Sang Syekh sangat tertarik dengan cerita kehidupan dan kemualafannya. Ulama
dari Madinah itu meminta Muslim untuk membawa ijazah dan ingin mengujinya
langsung. Sembari menunggu pengumuman hasil tes penerimaan dari Madihah, KH
Umar Budihargo memberi amanah kepada Muslim untuk memegang pondok di Gunung
Kidul, Karangmojo, Yogjakarta pada 1997.
Setahun kemudian, pengumuman hasil tes itu keluar. Ia menjadi salah seorang
peserta yang terpilih untuk menimba ilmu di kota Madinah. Pada Ramadhan tahun
1999, ia sempat pulang ke Tanah Air. Ia bermaksud untuk mengajak kedua orangtua
dan adik-adiknya untuk memeluk Islam.
Saat itu – pascareferendum — keluarganya sedang mengungsi di Kupang, NTT. Muslim
pun bertemu dengan keluarganya, dan ia menyampaikan ajakannya itu.
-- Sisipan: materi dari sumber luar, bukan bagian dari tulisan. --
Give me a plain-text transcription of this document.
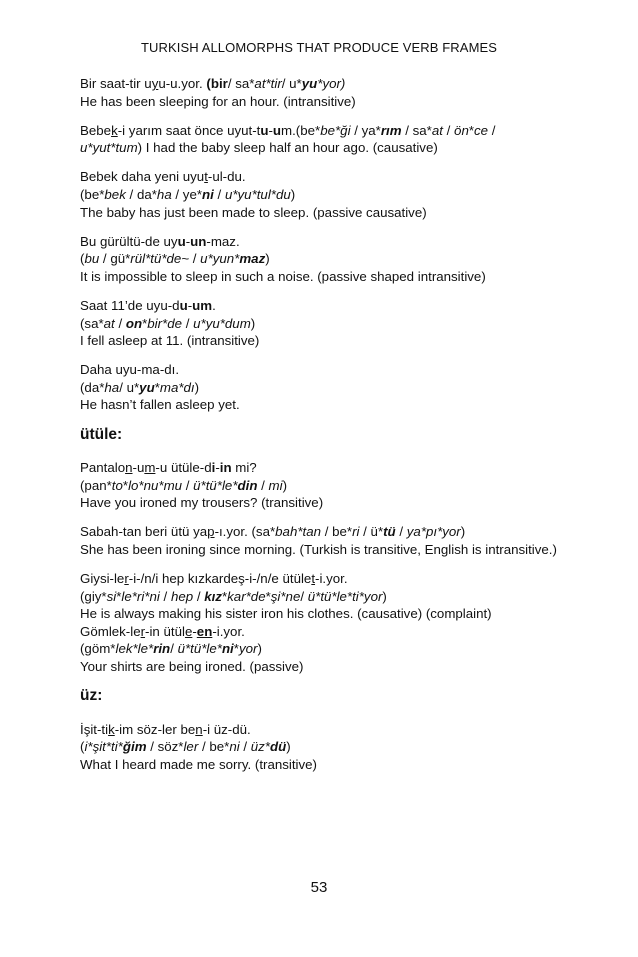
TURKISH ALLOMORPHS THAT PRODUCE VERB FRAMES
Bir saat-tir uyu-u.yor. (bir/ sa*at*tir/ u*yu*yor)
He has been sleeping for an hour. (intransitive)
Bebek-i yarım saat önce uyut-tu-um.(be*be*ği / ya*rım / sa*at / ön*ce /
u*yut*tum) I had the baby sleep half an hour ago. (causative)
Bebek daha yeni uyut-ul-du.
(be*bek / da*ha / ye*ni / u*yu*tul*du)
The baby has just been made to sleep. (passive causative)
Bu gürültü-de uyu-un-maz.
(bu / gü*rül*tü*de~ / u*yun*maz)
It is impossible to sleep in such a noise. (passive shaped intransitive)
Saat 11’de uyu-du-um.
(sa*at / on*bir*de / u*yu*dum)
I fell asleep at 11. (intransitive)
Daha uyu-ma-dı.
(da*ha/ u*yu*ma*dı)
He hasn’t fallen asleep yet.
ütüle:
Pantalon-um-u ütüle-di-in mi?
(pan*to*lo*nu*mu / ü*tü*le*din / mi)
Have you ironed my trousers? (transitive)
Sabah-tan beri ütü yap-ı.yor. (sa*bah*tan / be*ri / ü*tü / ya*pı*yor)
She has been ironing since morning. (Turkish is transitive, English is intransitive.)
Giysi-ler-i-/n/i hep kızkardeş-i-/n/e ütület-i.yor.
(giy*si*le*ri*ni / hep / kız*kar*de*şi*ne/ ü*tü*le*ti*yor)
He is always making his sister iron his clothes. (causative) (complaint)
Gömlek-ler-in ütüle-en-i.yor.
(göm*lek*le*rin/ ü*tü*le*ni*yor)
Your shirts are being ironed. (passive)
üz:
İşit-tik-im söz-ler ben-i üz-dü.
(i*şit*ti*ğim / söz*ler / be*ni / üz*dü)
What I heard made me sorry. (transitive)
53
Namun,
hidayah hanya milik Allah SWT. Saat itu, keluarganya belum merespons dakwahnya
untuk memeluk Islam.
Ia akhirnya kembali ke Madinah dengan hati yang sedikit kecewa. Meski begitu,
Muslim tak pernah berhenti berdoa agar keluarganya segera dibukakan pintu
hatinya untuk menerima Islam. Doanya akhirnya dikabulkan. Pada 2003,
keluarganya berkunjung ke Yogyakarta dan pada pertengahan tahu itu pula, kedua
orangtua dan empat adiknya bersyahadat dan memeluk Islam.
Yulio Muslim da Costa tak pernah berhenti bersyukur. Hidayah Allah SWT yang
menuntunnya menjadi seorang Muslim menjadi berkah bagi kehidupannya. Ia mengaku
begitu besar nikmat yang diberikan Sang Khalik kepada dirinya setelah memeluk
Islam. Salah satu nikmat yang dirasakannya adalah pemahaman ilmu agama Islam.
Tujuh tahun lamanya Muslim menimba ilmu di kota Rasullullah SAW. Dari 1998
hingga 2005, ia akhirnya menjadi sarjana Syariah. Ilmu itu digunakannya sebagai
modal dan bekal dakwah Islam. Bahkan, sampai saat ini ia selalu aktif mengkader
anak-anak dari kampungnya untuk disekolahkan di pesantren di daerah Jawa dan
sekitarnya dan mengajak orang-orang untuk masuk dalam agama Islam.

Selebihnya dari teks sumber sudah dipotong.